Monday, August 13, 2012

Hurricane Season Forecast Revised From NHC

From the "In Case You Missed It" file:  The National Hurricane Center revised their hurricane forecasts last Thursday (something we didn't report on since we were getting deluged in parts of the region on both Thursday and Friday).

The new projections are a bit higher in overall numbers of storms -- reflected in the faster start the Atlantic basin experienced this year with four tropical cyclones before the end of June.  The new NHC forecast for the Atlantic (in concert with the Climate Prediction Center) is between 12 and 17 named storms, five to eight of which are projected to intensify into hurricanes.  This is an increase from the old forecast of nine to fifteen named storms, four to eight hurricanes, from May.

“We are increasing the likelihood of an above-normal season because storm-conducive wind patterns and warmer-than-normal sea surface temperatures are now in place in the Atlantic,” commented Gerry Bell, Ph.D., lead seasonal hurricane forecaster at the Climate Prediction Center. “These conditions are linked to the ongoing high activity era for Atlantic hurricanes that began in 1995. Also, strong early-season activity is generally indicative of a more active season.”

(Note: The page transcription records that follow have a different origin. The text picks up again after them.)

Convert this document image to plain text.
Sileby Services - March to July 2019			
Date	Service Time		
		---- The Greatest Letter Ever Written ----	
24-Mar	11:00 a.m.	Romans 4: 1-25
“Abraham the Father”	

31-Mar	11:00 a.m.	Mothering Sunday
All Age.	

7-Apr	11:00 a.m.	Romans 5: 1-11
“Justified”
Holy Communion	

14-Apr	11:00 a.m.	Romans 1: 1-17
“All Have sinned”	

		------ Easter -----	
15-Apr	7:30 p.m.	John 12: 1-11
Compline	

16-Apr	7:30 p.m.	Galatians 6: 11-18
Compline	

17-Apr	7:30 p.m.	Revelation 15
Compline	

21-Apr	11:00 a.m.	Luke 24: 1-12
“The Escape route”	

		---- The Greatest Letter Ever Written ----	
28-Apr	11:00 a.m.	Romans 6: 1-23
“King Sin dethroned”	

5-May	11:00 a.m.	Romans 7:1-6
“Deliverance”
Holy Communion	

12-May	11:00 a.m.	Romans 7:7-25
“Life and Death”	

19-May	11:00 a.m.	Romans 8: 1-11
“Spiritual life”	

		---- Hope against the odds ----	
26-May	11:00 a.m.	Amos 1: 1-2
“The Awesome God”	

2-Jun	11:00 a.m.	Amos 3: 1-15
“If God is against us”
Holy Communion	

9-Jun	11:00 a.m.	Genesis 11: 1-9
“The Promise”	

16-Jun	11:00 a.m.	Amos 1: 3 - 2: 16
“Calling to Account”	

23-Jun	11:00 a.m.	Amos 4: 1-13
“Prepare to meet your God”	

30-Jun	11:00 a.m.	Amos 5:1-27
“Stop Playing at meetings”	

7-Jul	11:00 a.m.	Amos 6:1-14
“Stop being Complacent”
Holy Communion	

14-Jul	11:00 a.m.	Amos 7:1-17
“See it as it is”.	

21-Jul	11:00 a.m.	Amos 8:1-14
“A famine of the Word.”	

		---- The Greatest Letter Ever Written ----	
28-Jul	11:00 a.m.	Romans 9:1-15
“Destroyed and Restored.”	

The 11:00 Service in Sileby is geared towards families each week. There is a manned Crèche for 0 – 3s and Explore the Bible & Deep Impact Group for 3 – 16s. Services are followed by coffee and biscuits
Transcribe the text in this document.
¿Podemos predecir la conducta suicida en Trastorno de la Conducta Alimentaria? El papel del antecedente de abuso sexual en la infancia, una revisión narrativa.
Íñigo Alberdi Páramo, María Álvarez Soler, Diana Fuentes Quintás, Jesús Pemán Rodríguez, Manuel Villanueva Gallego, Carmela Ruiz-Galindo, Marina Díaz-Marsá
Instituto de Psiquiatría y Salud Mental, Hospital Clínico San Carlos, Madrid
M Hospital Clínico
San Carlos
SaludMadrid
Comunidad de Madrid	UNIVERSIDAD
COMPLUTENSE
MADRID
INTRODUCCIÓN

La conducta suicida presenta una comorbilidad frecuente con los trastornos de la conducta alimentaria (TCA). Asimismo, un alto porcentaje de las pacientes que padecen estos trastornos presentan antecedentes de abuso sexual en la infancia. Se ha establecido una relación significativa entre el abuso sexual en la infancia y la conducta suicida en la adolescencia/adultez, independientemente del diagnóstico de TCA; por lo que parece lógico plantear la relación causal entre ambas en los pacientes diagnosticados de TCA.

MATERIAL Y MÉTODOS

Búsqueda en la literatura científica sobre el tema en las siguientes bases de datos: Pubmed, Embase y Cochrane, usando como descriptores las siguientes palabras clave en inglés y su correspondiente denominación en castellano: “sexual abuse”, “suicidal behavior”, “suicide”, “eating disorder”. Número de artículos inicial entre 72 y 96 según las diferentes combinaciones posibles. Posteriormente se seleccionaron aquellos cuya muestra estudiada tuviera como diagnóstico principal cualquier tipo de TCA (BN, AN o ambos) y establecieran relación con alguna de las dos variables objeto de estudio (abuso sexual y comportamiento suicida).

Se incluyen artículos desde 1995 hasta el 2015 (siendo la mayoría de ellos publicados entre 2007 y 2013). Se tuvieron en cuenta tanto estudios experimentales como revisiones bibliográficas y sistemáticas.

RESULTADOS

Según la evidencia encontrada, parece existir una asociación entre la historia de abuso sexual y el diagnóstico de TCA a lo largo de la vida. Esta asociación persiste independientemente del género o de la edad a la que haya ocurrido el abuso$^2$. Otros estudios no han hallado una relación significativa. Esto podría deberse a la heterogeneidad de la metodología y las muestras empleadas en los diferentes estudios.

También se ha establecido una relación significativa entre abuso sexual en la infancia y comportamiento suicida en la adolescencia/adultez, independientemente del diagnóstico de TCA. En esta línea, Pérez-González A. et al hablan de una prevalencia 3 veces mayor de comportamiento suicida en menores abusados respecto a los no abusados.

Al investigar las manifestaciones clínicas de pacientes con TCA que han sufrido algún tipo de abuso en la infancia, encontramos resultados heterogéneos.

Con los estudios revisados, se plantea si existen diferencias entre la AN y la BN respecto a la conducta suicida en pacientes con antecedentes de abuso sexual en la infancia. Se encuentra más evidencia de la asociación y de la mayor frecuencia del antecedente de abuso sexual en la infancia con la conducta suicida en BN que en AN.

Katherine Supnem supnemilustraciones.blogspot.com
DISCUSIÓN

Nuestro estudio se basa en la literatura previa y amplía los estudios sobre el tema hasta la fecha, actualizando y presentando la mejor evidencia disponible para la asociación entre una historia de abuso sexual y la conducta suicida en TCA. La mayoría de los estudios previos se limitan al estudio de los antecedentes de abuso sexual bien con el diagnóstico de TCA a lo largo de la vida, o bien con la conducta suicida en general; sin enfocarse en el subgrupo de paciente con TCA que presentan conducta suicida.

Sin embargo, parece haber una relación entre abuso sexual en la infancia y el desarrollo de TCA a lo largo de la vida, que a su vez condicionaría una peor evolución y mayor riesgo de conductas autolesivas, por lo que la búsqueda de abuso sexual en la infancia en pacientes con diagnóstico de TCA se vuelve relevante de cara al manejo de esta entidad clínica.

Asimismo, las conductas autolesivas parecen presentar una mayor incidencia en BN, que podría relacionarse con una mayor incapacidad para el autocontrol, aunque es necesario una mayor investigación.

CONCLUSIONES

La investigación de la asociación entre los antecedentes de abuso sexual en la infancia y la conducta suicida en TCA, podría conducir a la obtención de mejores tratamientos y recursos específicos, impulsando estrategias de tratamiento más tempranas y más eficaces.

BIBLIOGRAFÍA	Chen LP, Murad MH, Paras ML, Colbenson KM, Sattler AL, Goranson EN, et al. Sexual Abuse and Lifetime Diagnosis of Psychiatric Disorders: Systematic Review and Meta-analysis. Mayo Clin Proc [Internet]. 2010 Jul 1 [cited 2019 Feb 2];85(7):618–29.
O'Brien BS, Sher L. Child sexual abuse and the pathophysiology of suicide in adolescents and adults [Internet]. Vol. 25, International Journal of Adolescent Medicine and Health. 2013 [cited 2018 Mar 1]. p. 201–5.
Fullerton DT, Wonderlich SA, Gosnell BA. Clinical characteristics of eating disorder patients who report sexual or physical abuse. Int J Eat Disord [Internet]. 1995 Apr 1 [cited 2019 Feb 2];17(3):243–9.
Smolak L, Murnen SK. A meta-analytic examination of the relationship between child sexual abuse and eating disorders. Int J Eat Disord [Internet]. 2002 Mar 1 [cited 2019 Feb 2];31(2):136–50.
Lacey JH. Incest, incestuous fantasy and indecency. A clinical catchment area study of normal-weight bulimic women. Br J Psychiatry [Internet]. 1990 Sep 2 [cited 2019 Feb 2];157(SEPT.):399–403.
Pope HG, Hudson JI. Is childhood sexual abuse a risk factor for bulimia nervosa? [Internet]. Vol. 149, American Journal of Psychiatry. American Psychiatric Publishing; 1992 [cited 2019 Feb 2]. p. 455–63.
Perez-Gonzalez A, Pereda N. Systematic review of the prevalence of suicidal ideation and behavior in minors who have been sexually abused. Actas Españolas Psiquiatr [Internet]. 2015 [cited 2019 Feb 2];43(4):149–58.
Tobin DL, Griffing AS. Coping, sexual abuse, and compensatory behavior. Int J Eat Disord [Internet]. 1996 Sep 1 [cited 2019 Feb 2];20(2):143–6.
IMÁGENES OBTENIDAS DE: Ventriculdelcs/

The reference to above normal is to historical long-term normals (back to the 1850's), which are about 11 tropical storms or stronger. However, since 1995 the average hurricane season has featured 15 named storms, eight of which have become hurricanes. In all reality, the forecast is pretty close to the normals for the active Atlantic pattern.

Through today, we have had six named storms in the Atlantic basin and with the next eight weeks the historical "active" part of the hurricane season I think the possibility of a season that ends up near 15 storms is doable.  However, much of that development will need to take place in the next six weeks or so...El Nino is starting to slowly fire up in the Pacific, which should help to mitigate and slow tropical development after the peak of the hurricane season in September as unfavorable upper level winds start to take over the Atlantic basin's tropical regions.

One of the other "big name" forecasters in the tropical realm, Dr. Grey and Dr. Klotzbach out at Colorado State, have increased their projections to 14 named storms, six of which become hurricanes.  Their April projection called for 10 named storms, which they increased on June 1st to 13 named storms.